23 mars 2015 | PAR Hugo Saadi

Méconnu du grand public le réalisateur Pieter Van Hees s’entoure de l’acteur belge Jérémie Renier pour s’introduire dans les bas-fonds de la capitale bruxelloise. Il en ressort avec Waste Land, un long métrage peu calibré qui s’étouffe trop rapidement.

 [rating=2]

Avec une scène d’introduction à ranger du côté du cinéma surnaturel – isolées en pleine ville, des personnes dorment dans un calme troublant – et doté d’une musique électro mystique en toile de fond, Waste Land démarre dans le bon tempo. Cela ne durera qu’un temps. Elle débute par une plongée en plein cœur d’une enquête policière qui tourne mal. Le spectateur se retrouve aux cotés de Leo Woeste, interprété par Jérémie Renier, faisant face à une multitudes de cas de meurtres. D’emblée, le film de Van Hees s’empare d’une noirceur qu’il gardera tout du long. Ce côté dark provient, du « waste land », la face sombre et le côté underground de Bruxelles, mêlant tous les trafics illégaux où la violence règne d’une main de fer.

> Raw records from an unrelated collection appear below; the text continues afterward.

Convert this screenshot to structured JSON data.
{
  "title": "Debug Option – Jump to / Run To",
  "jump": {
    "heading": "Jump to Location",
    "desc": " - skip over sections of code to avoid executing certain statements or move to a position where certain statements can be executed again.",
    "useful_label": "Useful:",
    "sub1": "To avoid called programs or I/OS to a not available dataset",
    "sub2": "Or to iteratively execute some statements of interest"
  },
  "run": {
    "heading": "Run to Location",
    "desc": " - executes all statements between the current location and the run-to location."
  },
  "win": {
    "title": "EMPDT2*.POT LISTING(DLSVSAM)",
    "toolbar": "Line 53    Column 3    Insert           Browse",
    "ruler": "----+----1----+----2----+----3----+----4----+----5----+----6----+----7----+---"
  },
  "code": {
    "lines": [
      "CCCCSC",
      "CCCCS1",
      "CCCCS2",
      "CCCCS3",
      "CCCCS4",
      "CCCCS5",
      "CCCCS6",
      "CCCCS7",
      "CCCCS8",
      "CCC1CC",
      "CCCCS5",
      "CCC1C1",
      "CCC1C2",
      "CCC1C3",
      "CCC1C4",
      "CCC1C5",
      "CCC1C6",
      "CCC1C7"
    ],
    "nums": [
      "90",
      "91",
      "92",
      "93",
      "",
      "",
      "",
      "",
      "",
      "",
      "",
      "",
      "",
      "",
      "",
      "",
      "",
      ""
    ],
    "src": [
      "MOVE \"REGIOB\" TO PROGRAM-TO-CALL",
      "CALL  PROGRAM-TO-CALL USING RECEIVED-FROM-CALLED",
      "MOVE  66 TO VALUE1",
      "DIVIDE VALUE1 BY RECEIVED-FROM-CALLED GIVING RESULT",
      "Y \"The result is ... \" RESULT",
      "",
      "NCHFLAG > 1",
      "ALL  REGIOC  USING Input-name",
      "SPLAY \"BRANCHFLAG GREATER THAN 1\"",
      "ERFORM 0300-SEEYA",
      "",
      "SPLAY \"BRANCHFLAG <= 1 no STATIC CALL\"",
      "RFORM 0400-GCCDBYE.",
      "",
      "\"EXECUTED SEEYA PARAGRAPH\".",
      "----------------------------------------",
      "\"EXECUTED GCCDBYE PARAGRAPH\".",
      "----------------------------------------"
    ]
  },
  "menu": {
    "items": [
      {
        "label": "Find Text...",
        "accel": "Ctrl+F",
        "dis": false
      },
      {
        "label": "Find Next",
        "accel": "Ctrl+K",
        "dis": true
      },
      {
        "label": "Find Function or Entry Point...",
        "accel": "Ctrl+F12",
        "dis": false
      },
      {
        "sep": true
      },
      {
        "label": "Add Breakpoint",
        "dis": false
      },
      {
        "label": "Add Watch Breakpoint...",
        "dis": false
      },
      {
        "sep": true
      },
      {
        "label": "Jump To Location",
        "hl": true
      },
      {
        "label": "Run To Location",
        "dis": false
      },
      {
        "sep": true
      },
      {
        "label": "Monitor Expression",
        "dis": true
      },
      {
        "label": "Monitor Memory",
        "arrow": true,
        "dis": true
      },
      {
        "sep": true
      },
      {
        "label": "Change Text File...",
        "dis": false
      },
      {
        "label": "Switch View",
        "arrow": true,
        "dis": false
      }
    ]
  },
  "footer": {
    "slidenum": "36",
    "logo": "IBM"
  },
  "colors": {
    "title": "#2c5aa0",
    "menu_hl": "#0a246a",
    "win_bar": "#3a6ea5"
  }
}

Leo Woeste, est inspecteur avant d’être père, son travail l’accaparant au détriment de Kathleen Woeste, sa femme et Jack, son jeune fils. Parmi l’équation de la vie de couple, les appels en lien avec des meurtres sont réguliers. Bien que de prime abord Waste Land traite des magouilles de Bruxelles, le film vit au rythme de la relation, seul élément qui empêche le personnage de Renier de tomber au plus bas. Les encarts noirs du métrage correspondant aux semaines de grossesse de sa femme, permettent de quantifier l’emprise des affaires sur son quotidien et se construisent tel un compte à rebours, venant lui rappeler le rôle du père qu’il délaisse de plus en plus.

Trop mis de côté, le plan familial sera délaissé pour privilégier les enquêtes ainsi qu’une relation naissante avec Aysha Tshimanga, la du jeune congolais décédé dans un trafic de statues africaines. A ce moment là, le spectateur est amené dans les méandres des recherches, tombant malheureusement trop rapidement dans le fait divers et ne passionnant qu’en surface. Bien que le traumatisme sous-jacent de Renier donne un certain tempo au film, celui ci ne parvient pas à décoller de la simple histoire et arrivera à son terme sans susciter une quelconque émotion.

Malgré un scénario faisant office de gros point noir du film (le monde underground, représenté sans être édulcoré est à sortir du lot), la réalisation sobre et appuyée de Van Hees tente toutefois d’instaurer une vitalité dans la quête et la déchéance qui frôle le personnage principal. Enfin, Jérémie Renier est très bon, mais nage un peu seul dans le film …

« Waste Land », un film de Pieter Van Hees, avec Jérémie Renier, Natali Broods, Babetida Sadjo, thriller belge, 1h37. Sortie le 25 mars 2013.